2010年07月17日 | カテゴリー: ミュージック・コラム 

かっちゃん、いなくなって寂しいよ。何も悪いことしていないのに理不尽だよな。
ご冥福を心からお祈り申し上げます。

コンビニで商品を探していたとする。一人の若者が目の前を何の躊躇も会釈もなく通り過ぎる。首根っこを捕まえ、何だよ人の前を何も言わずに無礼者。通るなら俺の後ろを通れ。
なぜむかつくか。己があたかもそこにいないかのように振舞われる、いわば存在を無視されることへのやり場のない怒りである。切れる人間のタイプは自分の疎外感を異常なほどに感じるタイプの人間なのであろう。来るはずのバスを待っていて、満席で食事の順番を待っていて、宝くじを購入するために待っているときに割り込みされてむかつくのも同じである。
中国人はオリンピック開催まで並ぶということをしなかったそうだ。順番待ちができる民族は意外に少ないのかもしれない。
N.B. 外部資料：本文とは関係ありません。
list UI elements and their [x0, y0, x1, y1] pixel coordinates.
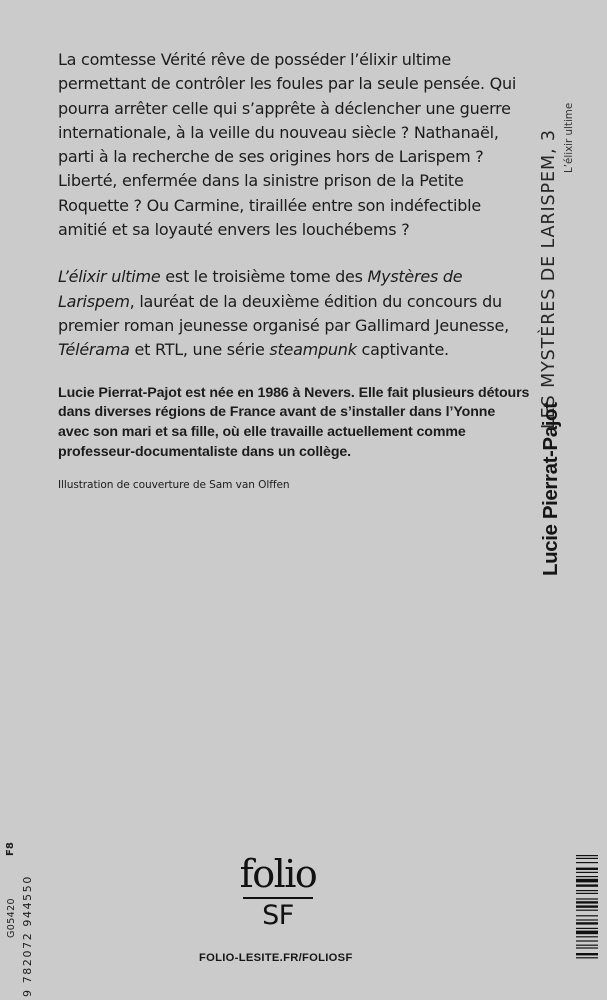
genre-term: steampunk [269, 340, 357, 360]
blurb-text: est le troisième tome des [160, 267, 368, 287]
barcode-stripe [576, 915, 598, 916]
barcode-stripe [576, 901, 598, 903]
website-url: FOLIO-LESITE.FR/FOLIOSF [199, 952, 353, 964]
barcode-stripe [576, 884, 598, 886]
barcode-stripe [576, 936, 598, 937]
barcode-stripe [576, 953, 598, 955]
barcode-stripe [576, 862, 598, 863]
barcode-icon [576, 855, 598, 995]
blurb-paragraph-2 [58, 265, 530, 362]
barcode-stripe [576, 947, 598, 948]
blurb-text: captivante. [356, 340, 449, 360]
barcode-stripe [576, 957, 598, 958]
author-bio: Lucie Pierrat-Pajot est née en 1986 à Nevers. Elle fait plusieurs détours dans diverses régions de France avant de s’installer dans l’Yonne avec son mari et sa fille, où elle travaille actuellement comme professeur-documentaliste dans un collège. [58, 384, 530, 460]
product-code: G05420 [6, 898, 17, 938]
barcode-stripe [576, 872, 598, 873]
book-title: L’élixir ultime [58, 267, 161, 287]
barcode-stripe [576, 879, 598, 883]
barcode-stripe [576, 898, 598, 899]
barcode-stripe [576, 890, 598, 891]
barcode-stripe [576, 919, 598, 920]
barcode-stripe [576, 928, 598, 929]
volume-subtitle-vertical: L’élixir ultime [563, 102, 575, 173]
barcode-stripe [576, 868, 598, 870]
barcode-stripe [576, 855, 598, 856]
barcode-stripe [576, 940, 598, 941]
back-cover-text [58, 48, 530, 491]
barcode-area [540, 840, 602, 1000]
blurb-text: , lauréat de la deuxième édition du concours du premier roman jeunesse organisé par Gallimard Jeunesse, [58, 291, 509, 335]
magazine-name: Télérama [58, 340, 130, 360]
blurb-text: et RTL, une série [129, 340, 270, 360]
series-title: Mystères de Larispem [58, 267, 463, 311]
series-title-vertical: LES MYSTÈRES DE LARISPEM, 3 [539, 129, 559, 429]
barcode-stripe [576, 893, 598, 894]
barcode-stripe [576, 876, 598, 877]
logo-folio-word: folio [239, 852, 317, 896]
barcode-stripe [576, 945, 598, 946]
illustration-credit: Illustration de couverture de Sam van Olffen [58, 478, 290, 491]
logo-divider [243, 897, 313, 899]
barcode-stripe [576, 858, 598, 859]
isbn-number: 9 782072 944550 [21, 875, 34, 997]
logo-sf-word: SF [262, 900, 294, 931]
barcode-stripe [576, 931, 598, 935]
price-code: F8 [5, 842, 16, 856]
folio-sf-logo-icon [222, 852, 334, 931]
barcode-stripe [576, 922, 598, 924]
author-name-vertical: Lucie Pierrat-Pajot [539, 402, 562, 576]
blurb-paragraph-1: La comtesse Vérité rêve de posséder l’élixir ultime permettant de contrôler les foules par la seule pensée. Qui pourra arrêter celle qui s’apprête à déclencher une guerre internationale, à la veille du nouveau siècle ? Nathanaël, parti à la recherche de ses origines hors de Larispem ? Liberté, enfermée dans la sinistre prison de la Petite Roquette ? Ou Carmine, tiraillée entre son indéfectible amitié et sa loyauté envers les louchébems ? [58, 50, 517, 240]
barcode-stripe [576, 910, 598, 911]
barcode-stripe [576, 905, 598, 907]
ずっとこれらのマナーは人間に生まれながらに備わっている共通認識だとばかり思っていた。しかしこれらはしつけや、親や先生の教育によるところが大きいのだと確信するに至った。故に若者の目の前無視通過は由由しき事態なのである。無視通過を若者も感じているならいざ知らず、何も感じていないのならもっと事態は深刻である。誰も教えていないということだ。年端の行かない子供だって教えられれば分かるほどの簡単な問題だ。
鶴田浩二が「古い人間とお思いでしょうが」と右手を耳に持ってゆき、眉間にしわを寄せて教えたマナーを、お母さんたちは口すっぱく可愛い息子、娘に教えておかないと、将来とんでもない国に住む羽目に成るので注意しよう。最悪のシナリオは何の関係もないのにナイフでブスリ、横断歩道を渡っている最中に突然突っ込んでくる車。事が起こった後に怒りたくても死んでしまっては、死人に口なしである。己の人生をこのような馬鹿野郎様に終えられてしまっては、元も子もない。死んでも死に切れないというところだろう。